期刊名称:Proceedings of the National Academy of Sciences
印刷版ISSN:0027-8424
电子版ISSN:1091-6490
出版年度:2020
卷号:117
期号:46
页码:29229-29238
DOI:10.1073/pnas.2011719117
出版社:The National Academy of Sciences of the United States of America
摘要:Unlike other predators that use vision as their primary sensory system, bats compute the three-dimensional (3D) position of flying insects from discrete echo snapshots, which raises questions about the strategies they employ to track and intercept erratically moving prey from interrupted sensory information. Here, we devised an ethologically inspired behavioral paradigm to directly test the hypothesis that echolocating bats build internal prediction models from dynamic acoustic stimuli to anticipate the future location of moving auditory targets.
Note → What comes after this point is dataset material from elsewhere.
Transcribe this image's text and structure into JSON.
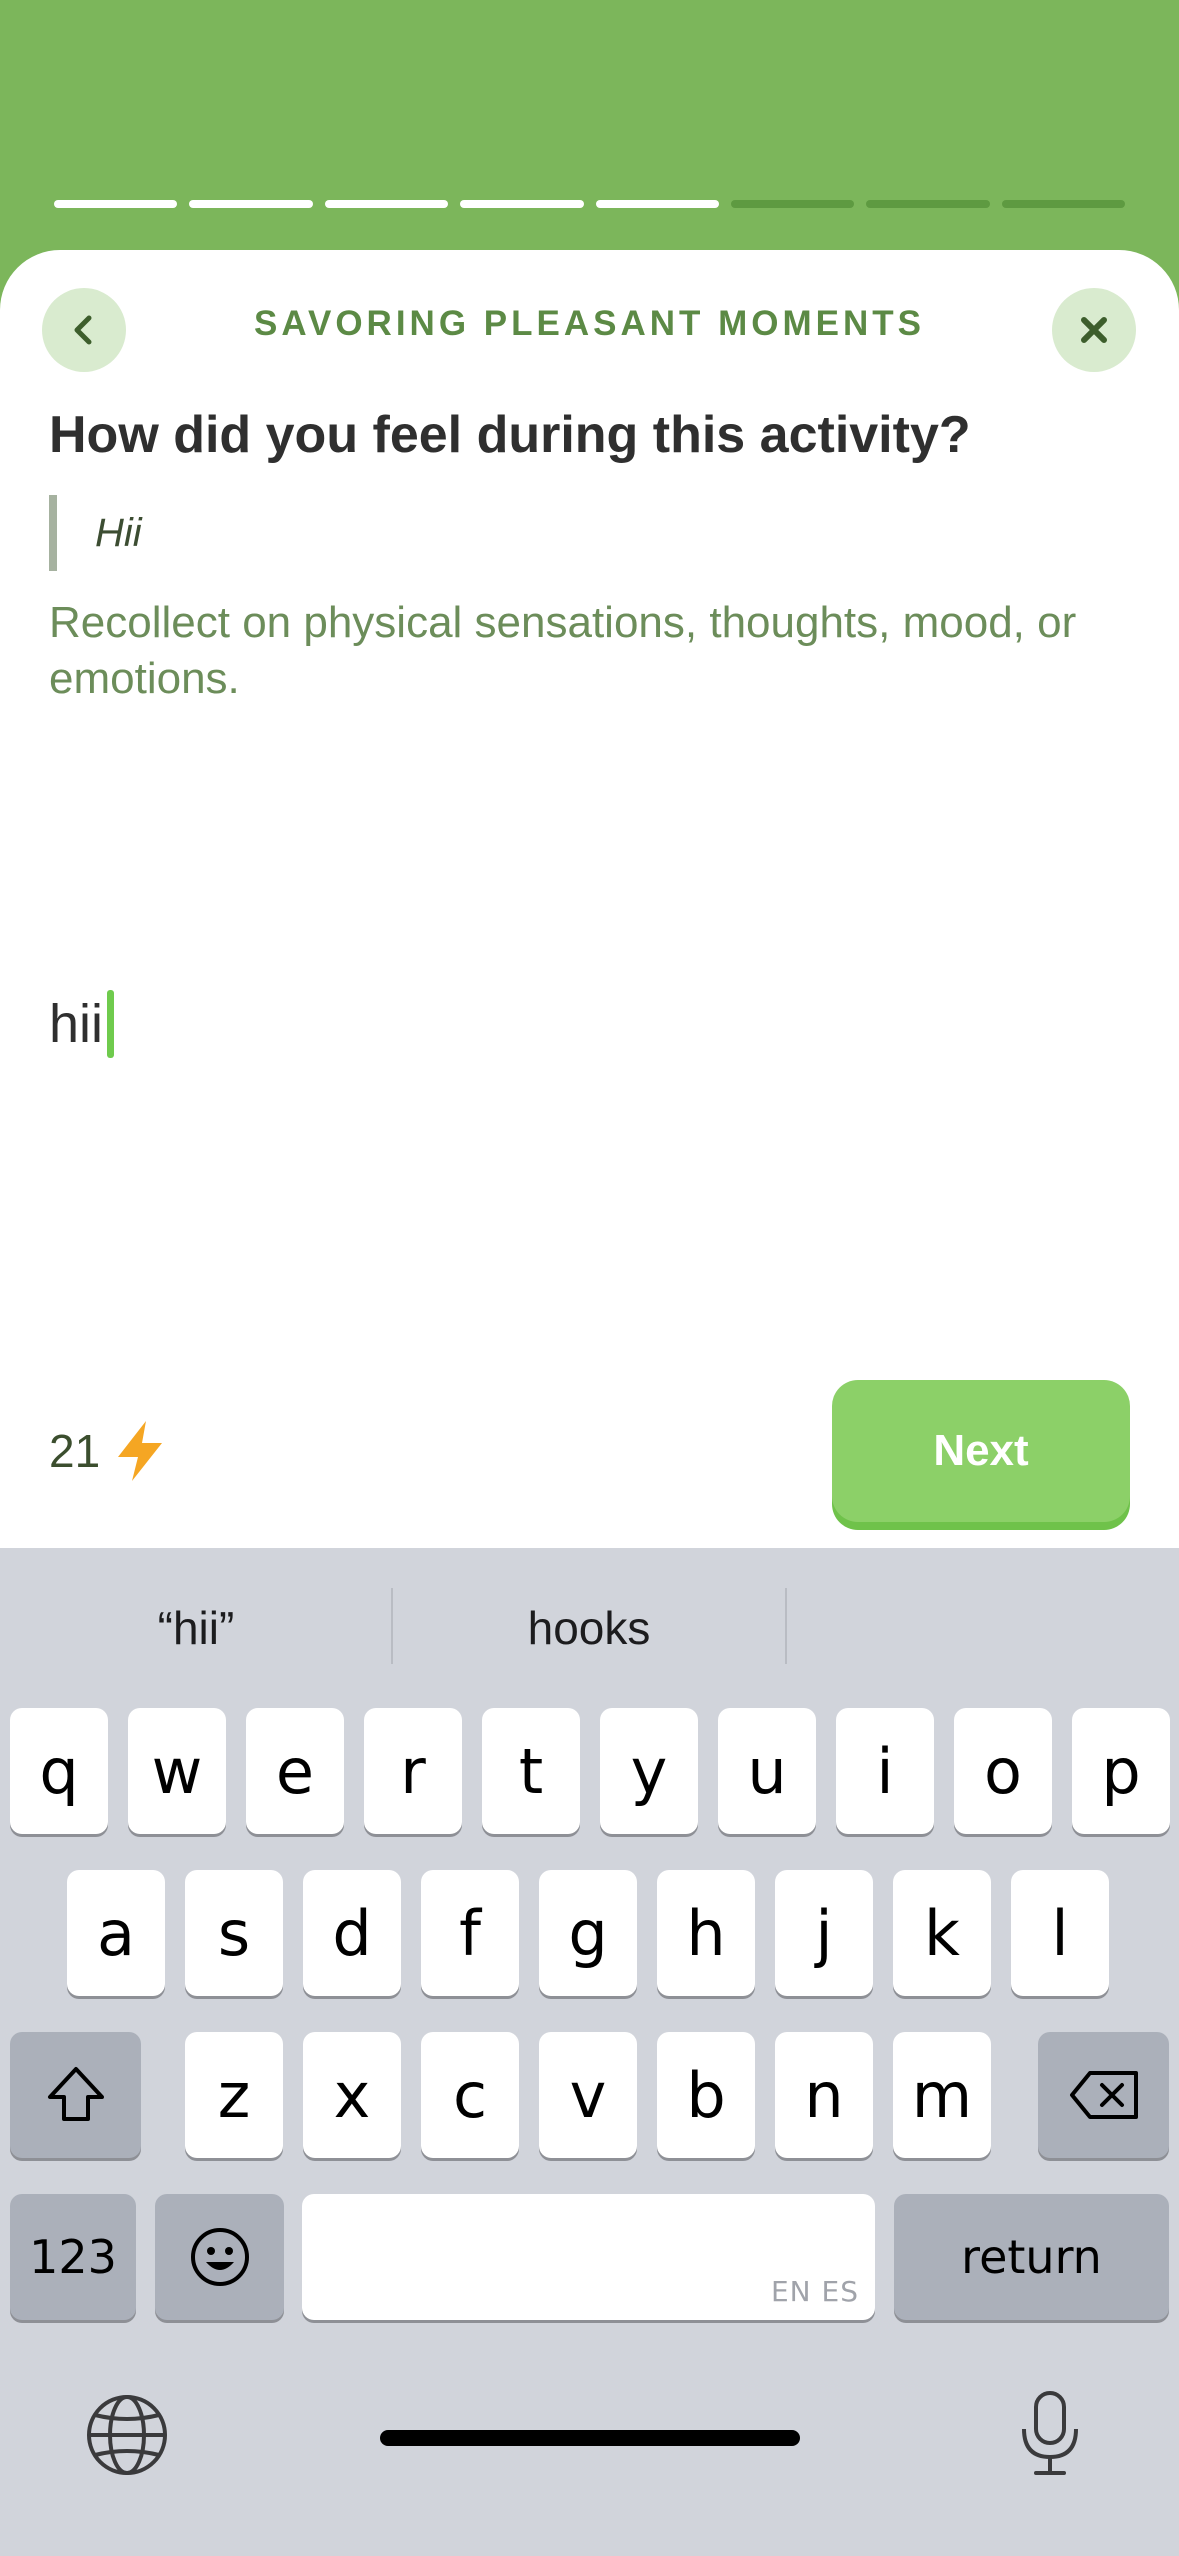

We quantified the direction of the bat’s head/sonar beam aim and echolocation call rate as it tracked a target that moved across its sonar field and applied mathematical models to differentiate between nonpredictive and predictive tracking behaviors. We discovered that big brown bats accumulate information across echo sequences to anticipate an auditory target’s future position. Further, when a moving target is hidden from view by an occluder during a portion of its trajectory, the bat continues to track its position using an internal model of the target’s motion path. Our findings also reveal that the bat increases sonar call rate when its prediction of target trajectory is violated by a sudden change in target velocity. This shows that the bat rapidly adapts its sonar behavior to update internal models of auditory target trajectories, which would enable tracking of evasive prey. Collectively, these results demonstrate that the echolocating big brown bat integrates acoustic snapshots over time to build prediction models of a moving auditory target’s trajectory and enable prey capture under conditions of uncertainty.